CallMiner Receives PCI Certification and Introduces Data Redaction Functionality
CallMiner has received Payment Card Industry Data Security Standard (PCI DSS) certification. T3i, a leading provider of compliance and security solutions and a payment card industry compliance management qualified security assessor, performed the validation.
PCI DSS is the payment card industry security requirement for entities that store, process, or transmit cardholder data, and has been endorsed by all the major card brands – Visa, MasterCard, Discover, American Express, and Japan Credit Bureau (JCB). For certification, CallMiner had to demonstrate compliance by thoroughly reviewing its physical access controls, IT environment, and information security policies and procedures. Additionally, CallMiner passed an internal penetration test, which ensures adequate controls are in place for any person with access to the internal corporate LAN/WAN environment.
“The fact that CallMiner was extremely well organized and had a secure data infrastructure and environment already in place made CallMiner’s PCI certification process one of the smoothest T3i has ever conducted helping T3i to complete the assessment and report on certificate ahead of schedule,” said T3i CEO Jerry Wyble.
“Obtaining the PCIDSS certification is extremely important for many of our customers," said Kristen Mikovich, CallMiner’s chief operating officer and head of its global professional services organization. "Ensuring that their audio is secure is an integral component of CallMiner’s customer-centric DNA. The speed at which we were able to accomplish certification is a testament to how seriously we have always handled and treated sensitive data.
“We appreciate T3i's expertise and efficiency in assisting CallMiner meet compliance with the PCI DSS standard,” Mikovich said.
CallMiner's facilities, operations and policies concerning processing and storage of customer audio are fully PCI compliant.
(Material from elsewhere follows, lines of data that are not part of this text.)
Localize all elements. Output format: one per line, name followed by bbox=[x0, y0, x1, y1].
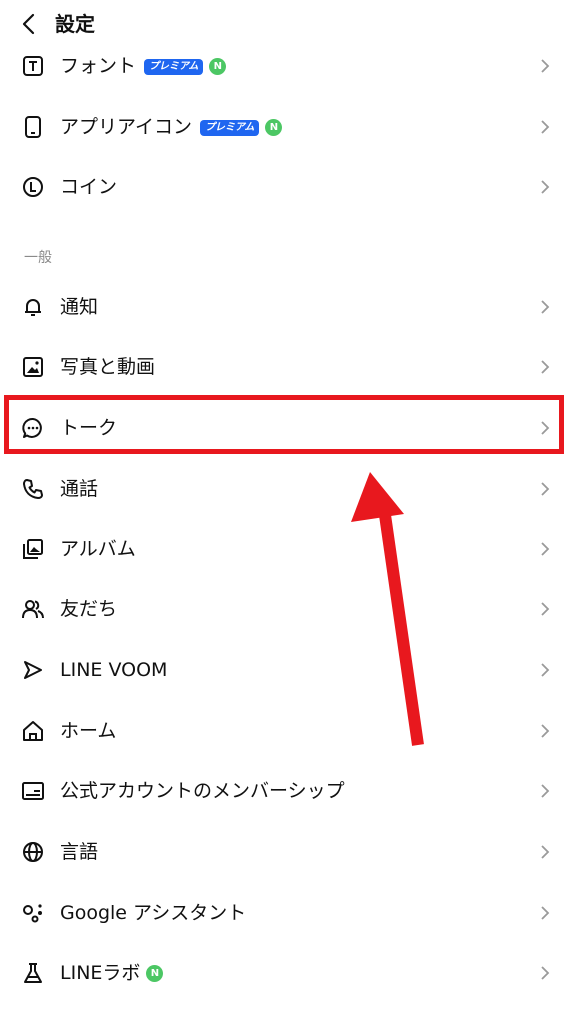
settings-item-app-icon[interactable]: アプリアイコン プレミアム N bbox=[0, 97, 573, 157]
settings-item-label: 通知 bbox=[60, 296, 99, 318]
chevron-right-icon bbox=[538, 420, 552, 436]
chevron-right-icon bbox=[538, 662, 552, 678]
chevron-right-icon bbox=[538, 119, 552, 135]
settings-item-label: LINE VOOM bbox=[60, 659, 168, 681]
premium-badge: プレミアム bbox=[200, 119, 260, 136]
settings-item-label: 言語 bbox=[60, 841, 99, 863]
chevron-right-icon bbox=[538, 783, 552, 799]
chevron-right-icon bbox=[538, 965, 552, 981]
chevron-right-icon bbox=[538, 58, 552, 74]
settings-item-coin[interactable]: コイン bbox=[0, 157, 573, 217]
chevron-right-icon bbox=[538, 359, 552, 375]
settings-item-label: アルバム bbox=[60, 538, 136, 560]
settings-item-friends[interactable]: 友だち bbox=[0, 579, 573, 639]
settings-item-albums[interactable]: アルバム bbox=[0, 519, 573, 579]
chevron-right-icon bbox=[538, 601, 552, 617]
page-title: 設定 bbox=[55, 12, 95, 36]
premium-badge: プレミアム bbox=[144, 58, 204, 75]
settings-item-language[interactable]: 言語 bbox=[0, 822, 573, 882]
settings-item-membership[interactable]: 公式アカウントのメンバーシップ bbox=[0, 761, 573, 821]
settings-item-chats[interactable]: トーク bbox=[0, 398, 573, 458]
phone-call-icon bbox=[22, 478, 44, 500]
chevron-right-icon bbox=[538, 481, 552, 497]
font-icon bbox=[22, 55, 44, 77]
friends-icon bbox=[22, 598, 44, 620]
new-badge: N bbox=[209, 58, 227, 75]
settings-item-label: 通話 bbox=[60, 478, 99, 500]
image-icon bbox=[22, 356, 44, 378]
phone-icon bbox=[22, 116, 44, 138]
chevron-right-icon bbox=[538, 905, 552, 921]
settings-item-label: トーク bbox=[60, 417, 118, 439]
settings-item-label: 友だち bbox=[60, 598, 118, 620]
chevron-right-icon bbox=[538, 723, 552, 739]
settings-item-font[interactable]: フォント プレミアム N bbox=[0, 36, 573, 96]
settings-item-label: アプリアイコン bbox=[60, 116, 193, 138]
globe-icon bbox=[22, 841, 44, 863]
new-badge: N bbox=[265, 119, 283, 136]
new-badge: N bbox=[146, 965, 164, 982]
chat-bubble-icon bbox=[22, 417, 44, 439]
settings-item-label: ホーム bbox=[60, 720, 117, 742]
settings-item-label: 公式アカウントのメンバーシップ bbox=[60, 780, 345, 802]
settings-item-calls[interactable]: 通話 bbox=[0, 459, 573, 519]
settings-item-label: フォント bbox=[60, 55, 137, 77]
settings-item-label: LINEラボ bbox=[60, 962, 141, 984]
settings-item-home[interactable]: ホーム bbox=[0, 701, 573, 761]
bell-icon bbox=[22, 296, 44, 318]
chevron-left-icon[interactable] bbox=[16, 10, 44, 38]
membership-card-icon bbox=[22, 780, 44, 802]
settings-item-photos-videos[interactable]: 写真と動画 bbox=[0, 337, 573, 397]
assistant-icon bbox=[22, 902, 44, 924]
settings-item-line-labs[interactable]: LINEラボ N bbox=[0, 943, 573, 1003]
chevron-right-icon bbox=[538, 541, 552, 557]
voom-icon bbox=[22, 659, 44, 681]
coin-icon bbox=[22, 176, 44, 198]
album-icon bbox=[22, 538, 44, 560]
home-icon bbox=[22, 720, 44, 742]
flask-icon bbox=[22, 962, 44, 984]
chevron-right-icon bbox=[538, 844, 552, 860]
chevron-right-icon bbox=[538, 179, 552, 195]
chevron-right-icon bbox=[538, 299, 552, 315]
settings-item-label: 写真と動画 bbox=[60, 356, 156, 378]
settings-item-google-assistant[interactable]: Google アシスタント bbox=[0, 883, 573, 943]
settings-item-line-voom[interactable]: LINE VOOM bbox=[0, 640, 573, 700]
settings-item-label: Google アシスタント bbox=[60, 902, 247, 924]
section-title-general: 一般 bbox=[24, 250, 52, 266]
settings-item-label: コイン bbox=[60, 176, 118, 198]
settings-item-notifications[interactable]: 通知 bbox=[0, 277, 573, 337]
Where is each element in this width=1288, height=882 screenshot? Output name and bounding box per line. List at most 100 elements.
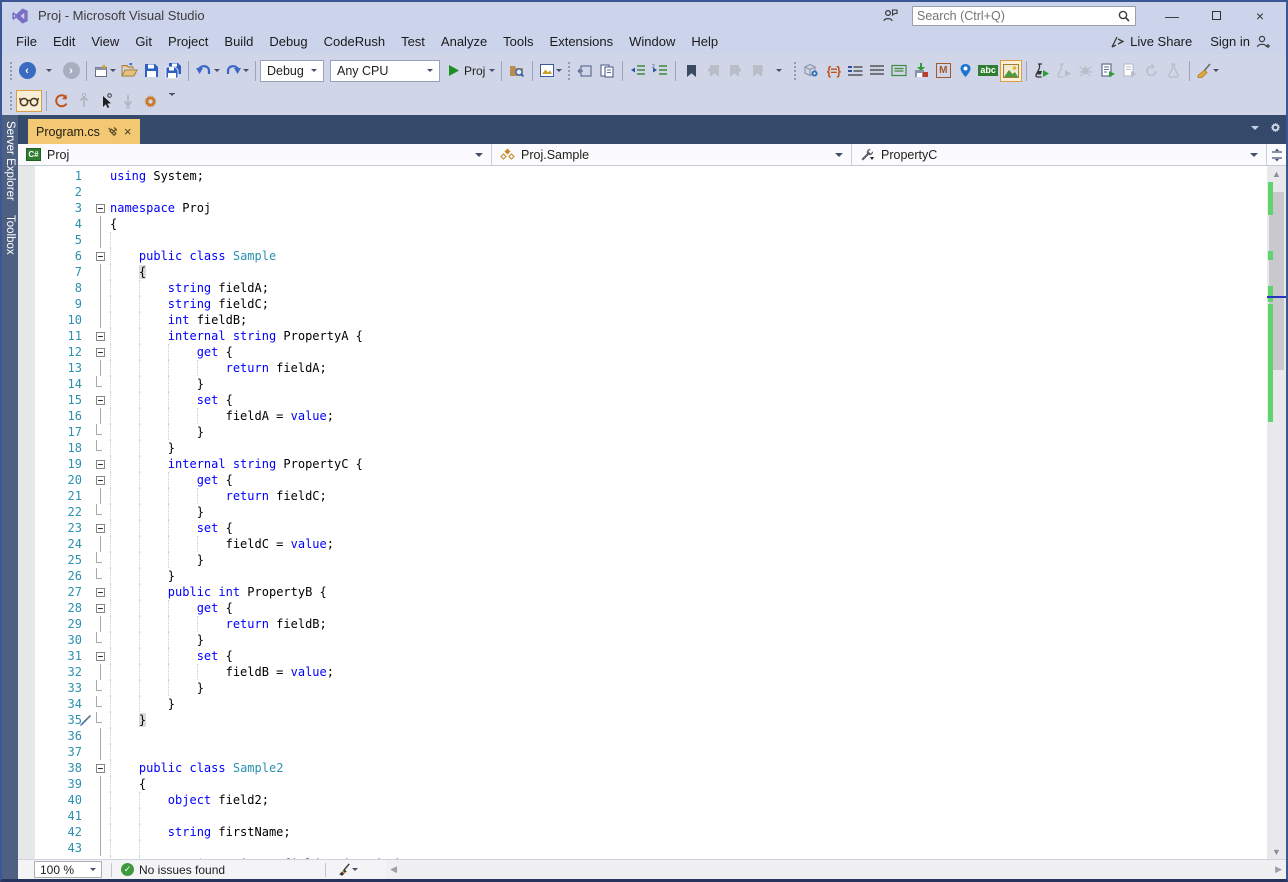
code-text[interactable]: int fieldB; xyxy=(110,312,1267,328)
code-text[interactable]: #region Private field and methods xyxy=(110,856,1267,859)
navigate-backward-doc-button[interactable] xyxy=(574,59,596,83)
close-button[interactable]: × xyxy=(1238,5,1282,27)
fold-toggle[interactable] xyxy=(90,392,110,408)
menu-item-extensions[interactable]: Extensions xyxy=(542,31,622,52)
code-text[interactable] xyxy=(110,232,1267,248)
menu-item-debug[interactable]: Debug xyxy=(261,31,315,52)
code-text[interactable]: } xyxy=(110,568,1267,584)
run-all-tests-button[interactable] xyxy=(1097,59,1119,83)
profile-tests-button[interactable] xyxy=(1075,59,1097,83)
code-text[interactable] xyxy=(110,744,1267,760)
breakpoint-margin[interactable] xyxy=(18,166,35,859)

Compliance safeguards include:
- encrypted and fully protected storage of cardholder data;
- all transmissions of data are secure;
- strict access control measures restricting access to data;
- regular monitoring and testing of networks; and
- comprehensive information security policies.
To enhance the security of customer interactions relating to credit card transactions, CallMiner is introducing Data Redaction, a new speech analytics functionality that categorizes sensitive data with a fortified algorithm enabling full redaction of transcribed calls and audio playback. The new functionality includes the following components:
- PCI compliance;
- PII protection;
- transactional data protection; and
- account balance redaction.
When Eureka Data Redaction is implemented, agents and supervisors who regularly access calls for quality assurance purposes will be unable to access any sensitive data.
“Security is the ‘sine qua non’ prerequisite for our many enterprise customers, and we expect all of our global customers—retailers, financial institutions and other organizations—that rely heavily on credit card transactions will want to employ this new functionality immediately,” said Mikovich.